A hit from its European Investment Bank transaction as well as higher UK loss rates have prompted a fall in expected returns for the Funding Circle SME Income fund.
The £332m Funding Circle SME Income Fund saw a fall in its net asset value (NAV) of 1.4 per cent in November as the investment trust’s board said it expected returns for the full year would be lower than previously anticipated owing to a higher expected rate of defaults among certain loan pools.
The portfolio, which holds exposure to loans originated by Funding Circle in the UK mainly but also US and European geographies too, has been something of a reliable performer since launching in 2015 and has as a result tended to trade on a small premium to NAV as well as eyeing continued growth in assets via new share issuance programmes.
In 2018 performance has become more challenged in the second half of the year, owing to a number of factors however, and the portfolio is now trading at a 15.1 per cent discount to NAV after a rapid fall in sentiment in recent weeks.
According to Richard Boleat, the chairman of the fund - who said in a statement to the market this morning - it has “been a more challenging period” owing to lower projected returns for UK loans originated in 2016 and 2017 as well as other factors such as increased hedging and other costs and the implementation of new accouting practices in the form of IRS 9.
He also gave guidance that returns in 2018 would likely be lower at around 4 per cent in NAV terms in the 12 months to December 2019. Its quarterly dividend will be maintained at 1.312p (5.25p annualised) until at least June 2019 but that it would be uncovered.

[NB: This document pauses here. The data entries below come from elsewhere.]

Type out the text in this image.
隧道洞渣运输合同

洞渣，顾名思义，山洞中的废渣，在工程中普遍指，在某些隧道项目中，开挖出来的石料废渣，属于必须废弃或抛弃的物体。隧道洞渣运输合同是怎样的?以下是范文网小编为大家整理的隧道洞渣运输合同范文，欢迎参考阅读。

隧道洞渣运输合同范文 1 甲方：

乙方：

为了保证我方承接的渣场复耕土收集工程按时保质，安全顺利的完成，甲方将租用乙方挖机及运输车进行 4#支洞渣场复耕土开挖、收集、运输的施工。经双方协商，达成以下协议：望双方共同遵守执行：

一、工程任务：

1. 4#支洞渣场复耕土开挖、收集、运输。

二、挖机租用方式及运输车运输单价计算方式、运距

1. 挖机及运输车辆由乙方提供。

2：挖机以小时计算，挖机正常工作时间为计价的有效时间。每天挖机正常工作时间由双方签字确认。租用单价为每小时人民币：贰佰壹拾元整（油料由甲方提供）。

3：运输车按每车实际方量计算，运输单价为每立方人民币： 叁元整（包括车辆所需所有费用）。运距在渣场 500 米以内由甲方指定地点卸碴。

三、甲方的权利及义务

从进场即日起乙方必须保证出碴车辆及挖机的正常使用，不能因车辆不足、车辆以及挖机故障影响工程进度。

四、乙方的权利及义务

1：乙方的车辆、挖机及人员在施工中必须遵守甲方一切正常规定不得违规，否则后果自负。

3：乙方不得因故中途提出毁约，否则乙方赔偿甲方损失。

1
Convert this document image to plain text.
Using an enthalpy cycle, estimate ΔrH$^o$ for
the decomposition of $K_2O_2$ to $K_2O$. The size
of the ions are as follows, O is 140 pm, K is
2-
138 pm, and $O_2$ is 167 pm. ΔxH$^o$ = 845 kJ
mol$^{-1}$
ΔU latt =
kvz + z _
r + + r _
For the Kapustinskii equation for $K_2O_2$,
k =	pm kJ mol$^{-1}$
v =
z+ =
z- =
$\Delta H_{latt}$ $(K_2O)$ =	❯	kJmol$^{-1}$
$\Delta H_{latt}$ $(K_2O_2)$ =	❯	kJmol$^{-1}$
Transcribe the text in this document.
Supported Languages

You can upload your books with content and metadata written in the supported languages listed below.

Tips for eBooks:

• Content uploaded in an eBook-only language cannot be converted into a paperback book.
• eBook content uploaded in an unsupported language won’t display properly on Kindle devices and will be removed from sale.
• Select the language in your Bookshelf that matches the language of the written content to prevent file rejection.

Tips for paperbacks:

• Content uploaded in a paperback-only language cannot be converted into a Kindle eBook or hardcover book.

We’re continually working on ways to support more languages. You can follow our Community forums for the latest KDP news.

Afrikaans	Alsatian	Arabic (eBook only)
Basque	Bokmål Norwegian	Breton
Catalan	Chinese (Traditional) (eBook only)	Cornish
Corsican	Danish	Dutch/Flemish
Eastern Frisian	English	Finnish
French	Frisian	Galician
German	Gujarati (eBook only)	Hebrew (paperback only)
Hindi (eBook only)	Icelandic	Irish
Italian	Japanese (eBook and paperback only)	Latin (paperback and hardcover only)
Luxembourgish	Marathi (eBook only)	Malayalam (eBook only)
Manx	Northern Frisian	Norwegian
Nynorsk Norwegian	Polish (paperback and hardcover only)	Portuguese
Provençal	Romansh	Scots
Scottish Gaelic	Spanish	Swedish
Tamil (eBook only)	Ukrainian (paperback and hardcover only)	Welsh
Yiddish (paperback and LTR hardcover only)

“Evidence has now started to emerge through credit stress that this is largely, though not exclusively, attributable to the underperformance of certain UK loan cohorts from 2016 and 2017 and specifically in respect of younger businesses and/or those with guarantors with a low consumer score - typically borrowers assigned to Funding Circle's higher risk bands,” Boleat said.
Analysts at Liberum, which recently put a “SELL” notice on the fund say the November fall in NAV returns was primarily due to a -2.2 per cent impairment in the month, including a -1.2 per cent fair value adjustment on its investment a European Investment Bank (EIB) transaction. The impairment charge also includes -0.4 per cent impact from lower recovery assumptions on delinquent and defaulted loans.
However they also note that performance has deteriorated significantly, mainly due to a material increase in credit losses on UK loans.
“Other factors such as increased hedging and operating costs have also reduced returns.The weakening outlook for UK consumer credit has impacted the higher risk Funding Circle UK loans that are more susceptible to changes in the consumer credit environment.”
“The EIB transaction is a levered SPV structure investing in UK loans, in which the fund holds a £25m junior Class B note. The investment is held at fair value and is sensitive to changes in default, prepayment and recovery assumptions as the structure is 4x levered,” Liberum said.
The more a tansaction is levered, the more it is subject to changes in the expectation of losses. The analyst team at Liberum also believe there is a seasoning impact from its 2017 C share issuance when the fund raised £142m in April 2017 which was invested over the period to December 2017.
“The average age of these loans would be around the peak level of delinquency across the loan life cycle.There is now a greater share of US loans which have a higher expected loss rate (c.5.4 per cent for US loans vs. c.3 per cent for UK loans).”
Boleat also emphasised that the fund is “acutely aware of the uncertain macroeconomic environment derived from the UK's impending exit from the EU”. However, he says as yet there is no direct evidence for Brexit-related credit stress within its portfolio. Nonetheless, he adds that there is a significant risk to the UK economy and SME borrowers from the UK leaving the EU and as such has deemed it appropriate to take a more cautious view on potential UK loan returns by building in anticipation of a delinquency increase when providing forward guidance.
“The likely outcome of the Brexit process on the UK economy and the UK SME sector is not possible to predict with any accuracy at this time, and may differ materially from our base case,” he added.
"We are pleased with loan performance across all four of our markets, with loans taken out since 2016 projected to deliver returns of between 4 and 7 percent per year. We recently announced two £/$1bn lending transactions in the UK and the US respectively, which is a vote of confidence in the quality and risk-adjusted returns of loans on the Funding Circle platform. We are projecting loans taken out today to deliver returns of between 5 - 8 per cent globally.”